After receiving their silver medal in the men’s team 10m running target, their country’s first of the Games, the three North Korean athletes first broke with tradition by declining to turn towards the flag during the rendition of the national anthem of the winners, South Korea.
Then, during the customary group photo, where all medal winners bunch together for the cameras, the bronze medallists, Indonesia, joined South Korea on the top rung of the podium, but the three North Koreans, Kwon Kwang-il, Pak Myong-won and Songjun Yu, did not.
During a brief, but awkward delay one of the South Koreans tapped one of the North Koreans on the shoulder and tried to speak to them, but the North Koreans kept silent and did not even look to their left where their rivals stood.
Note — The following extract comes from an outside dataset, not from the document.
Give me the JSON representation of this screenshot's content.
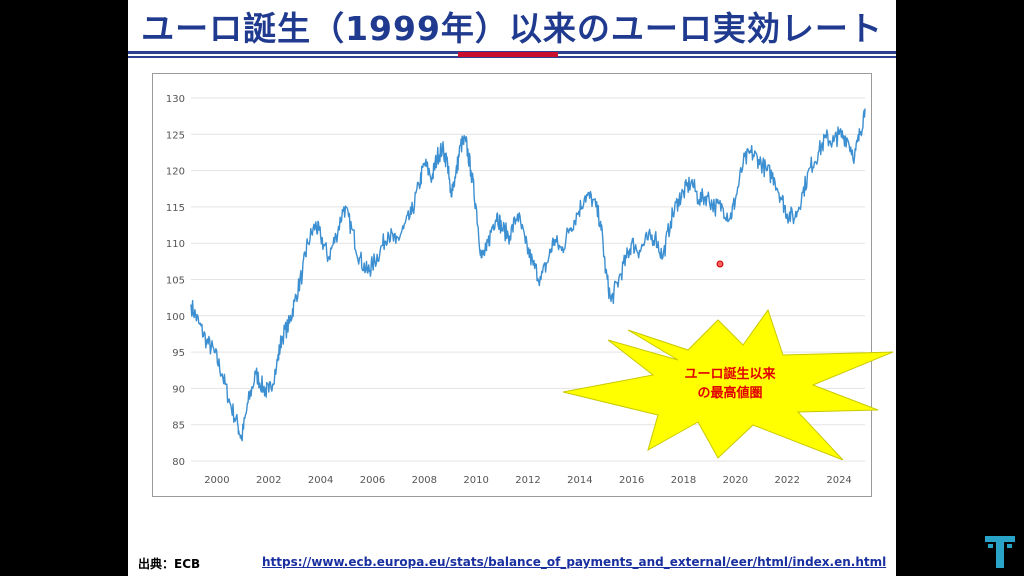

The podium drama at the Fuyang Yinhu Sports Centre on the outskirts of the Eastern Chinese cit was the latest controversy involving the team from the long isolated country.
A day earlier the Olympic Council of Asia (OCA) said it was happy for the North Korea flag to keep flying at the Games despite it being banned over the country’s non-compliance with global anti-doping rules.
The Hangzhou Asian Games is the first international multi-sport event North Korea is attending since the 2018 edition in Jakarta.
North Korea was suspended from the International Olympic Committee (IOC) until the end of 2022, missing last year’s Beijing Winter Games, after failing to send a team to the Summer Olympics in Tokyo.
The 1950-1953 Korean War ended in an armistice rather than a peace treaty meaning the two sides are still technically at war.